Astronomers have used NASA's James Webb Space Telescope (JWST) to perform observations on the furthest known star.
Hubble's image.
The star is called Earendel, which was named after a character in J.R.R Tolkien's "Lord of the Rings" prequel book "The Silmarillion". The half-elven character in the book carries a jewel called a "Silmaril" across the sea, also called the morning star, which translates in Old English to the dawn star. As for the star itself, Earendil was found through gravitation lensing by observations from the Hubble Space Telescope, and its 12.9 billion light-years from Earth, making it the most distant star ever observed.

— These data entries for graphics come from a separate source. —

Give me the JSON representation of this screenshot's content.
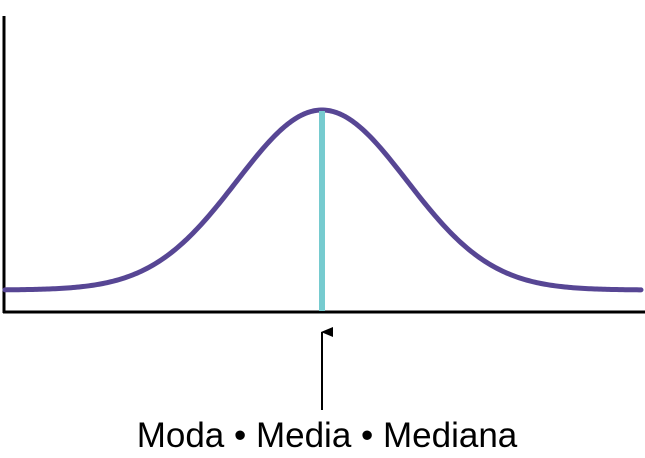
{
  "diagram": {
    "caption": "Moda • Media • Mediana",
    "colors": {
      "curve": "#574694",
      "center_line": "#76CBCF",
      "axes": "#000000",
      "arrow": "#000000",
      "text": "#000000"
    }
  }
}
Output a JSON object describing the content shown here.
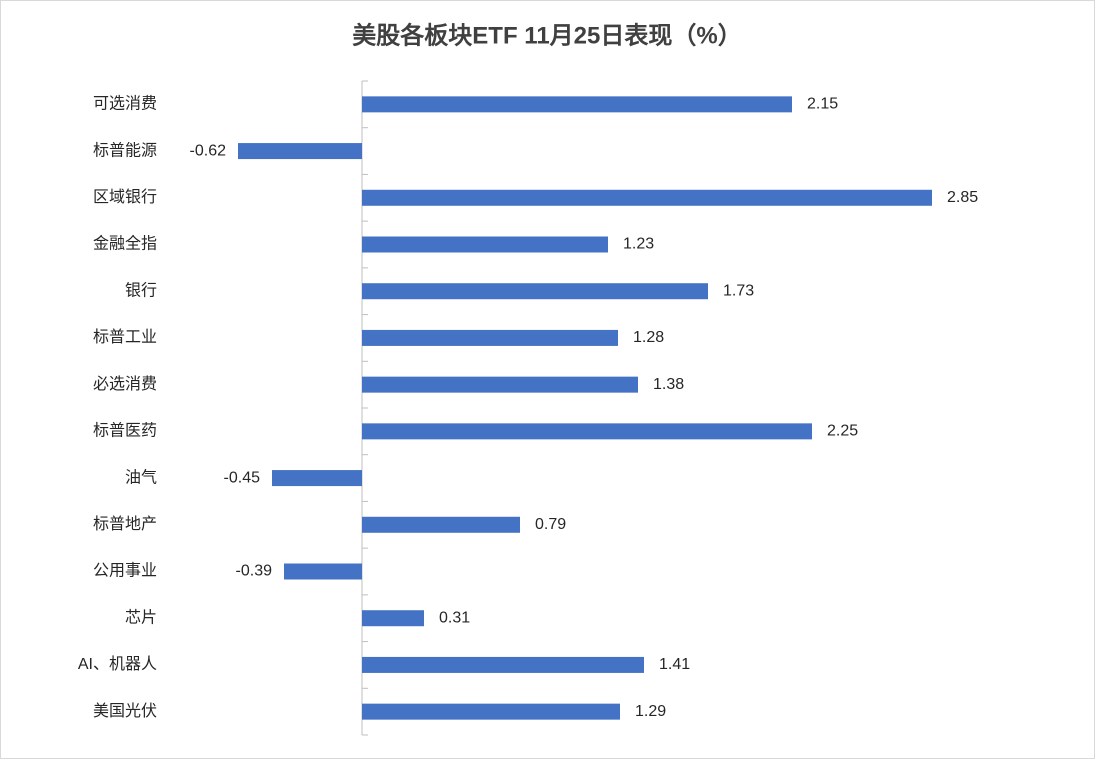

Follow-up observations of Earendel were recently conducted by astronomers using JWST data, which are simply night and day when compared to the images Hubble produced. The JWST observations provided a much more close-up of the star, providing astronomers and researchers with a much more detailed image. In a recent paper, astronomers from the Space Telescope Science Institute in Maryland wrote that JWST was designed to see the very first stars, but astronomers believed the observations would be stars in groups and not individually.
JWST image.
"JWST was designed to study the first stars. Until recently, we assumed that meant populations of stars within the first galaxies. But in the past three years, three individual strongly lensed stars have been discovered. This offers a new hope of directly observing individual stars at cosmological distances with JWST," wrote Space Telescope Science Institute astronomers.